Well, he said he’d be back, but it’s been a threat which has wrought increasingly diminishing returns over the years. Conventional wisdom has it that the last good Terminator film was the second one, released all the way back in 1992. Since then there’s been a further three instalments of the franchise which weren’t…good. Can sixth time be the charm for The Terminator? Let’s look at a single still image and decide!
This one might have a better chance of succeeding which, admittedly, isn’t saying much. For the as-yet-untitled Terminator 6 (is it a sequel, is it a reboot, are those concepts immaterial in a series built upon paradox-embracing concepts of time travel?), series progenitor James Cameron is back on board, and Linda Hamilton will reprise her role as robot-killer Sarah Connor (after being replaced by the woefully miscast in 2015’s Terminator Genisys).
Our first look at the film, pictured above, stands Hamilton’s Connor alongside Mackenzie Davis, of Halt and Catch Fire and Black Mirror fame, and telenovela star Natalia Reyes in her first Hollywood role. From the scars on her body, Davis is presumably going to be playing some variation on the titular killer robot, but don’t despair: Arnold Schwarzenegger will also be reprising his role as the increasingly craggy-looking T-800.
Reportedly the film will indulge in the oh-so-trendy conceit of ignoring all the sequels past T2 (as most of us do), dismissing them as “alternate timelines,” which again, I guess is easy when time travel and branching timelines is baked into your franchise’s whole conceit. Tim Miller, who directed the first Deadpool and is somehow involved in that live-action Sonic the Hedgehog movie, is behind the camera this time around.

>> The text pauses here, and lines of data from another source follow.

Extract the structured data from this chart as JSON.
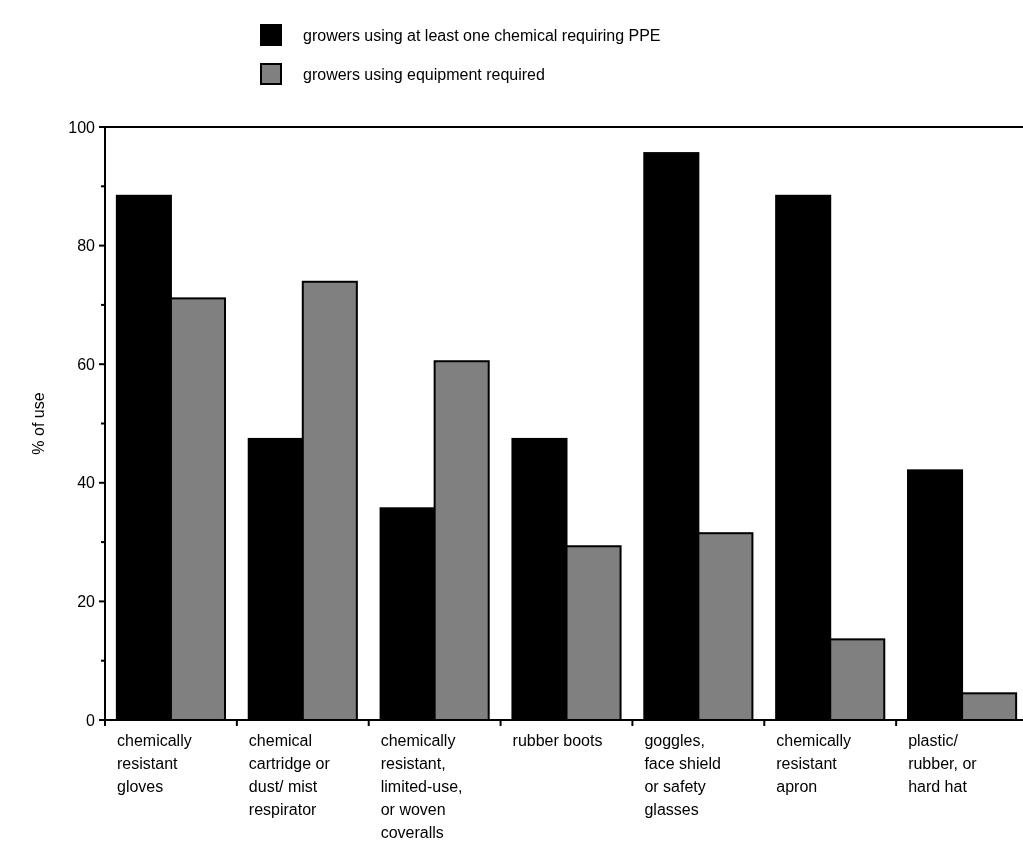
{
  "chart_data": {
    "type": "bar",
    "ylabel": "% of use",
    "categories": [
      "chemically resistant gloves",
      "chemical cartridge or dust/ mist respirator",
      "chemically resistant, limited-use, or woven coveralls",
      "rubber boots",
      "goggles, face shield or safety glasses",
      "chemically resistant apron",
      "plastic/ rubber, or hard hat"
    ],
    "series": [
      {
        "name": "growers using at least one chemical requiring PPE",
        "color": "#000000",
        "values": [
          88.4,
          47.4,
          35.7,
          47.4,
          95.6,
          88.4,
          42.1
        ]
      },
      {
        "name": "growers using equipment required",
        "color": "#808080",
        "values": [
          71.1,
          73.9,
          60.5,
          29.3,
          31.5,
          13.6,
          4.5
        ]
      }
    ],
    "ylim": [
      0,
      100
    ],
    "yticks": [
      0,
      {
        "value": 10,
        "label": null
      },
      20,
      {
        "value": 30,
        "label": null
      },
      40,
      {
        "value": 50,
        "label": null
      },
      60,
      {
        "value": 70,
        "label": null
      },
      80,
      {
        "value": 90,
        "label": null
      },
      100
    ],
    "grid": false,
    "legend": "top"
  }
}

Joining Hamilton, Arnie and the newbies are 90210‘s Diego Boneta, Agents of S.H.I.E.L.D. cast member Gabriel Luna, and — somewhat creepily — Edward Furlong’s 1991 facial likeness CGI’d over another young actors face. Cameron came up with the film’s story along with producers David Ellison and Dana Goldberg, with the actual screenplay credited to (deep breath) Billy Ray, David S. Goyer, Justin Rhodes, Josh Friedman and Charles Eglee.

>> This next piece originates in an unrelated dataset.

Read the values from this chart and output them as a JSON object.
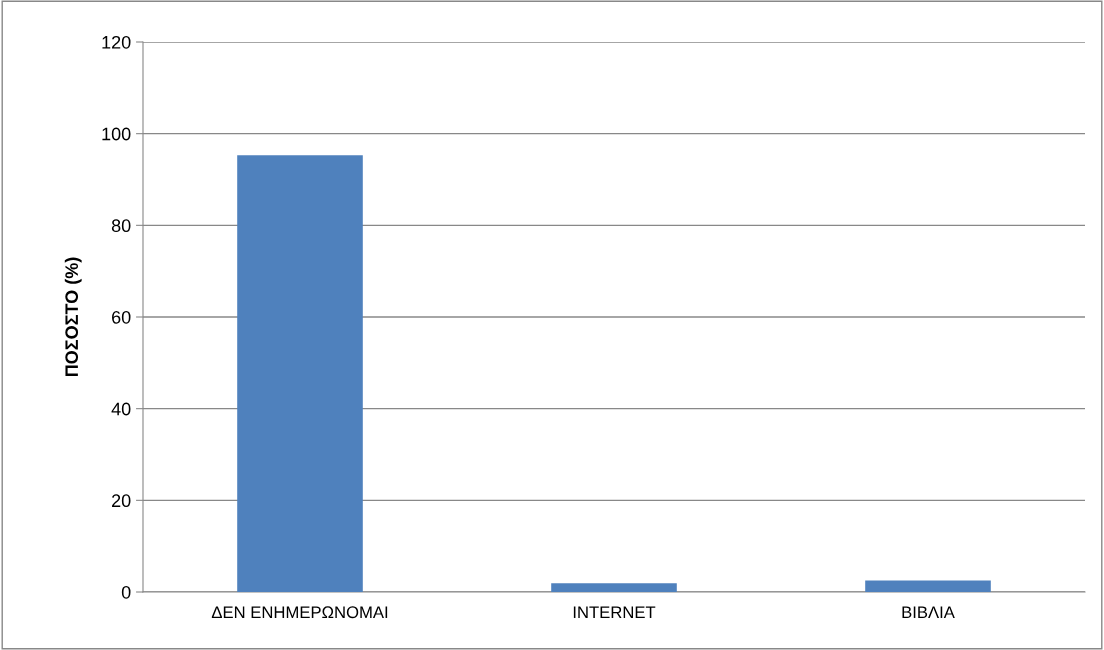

Are you excited by the idea of yet another Terminator movie? Does the series deserve another roll of the dice, or should the sorry old hunk of junk be decommissioned? Sound off in the comments below and you could be in with a chance of winning my clothes, my boots, and my motorcycle [ED: not a real competition]!
The untitled, in-production sequel to James Cameron’s original Terminator films will open in UK cinemas November 2019.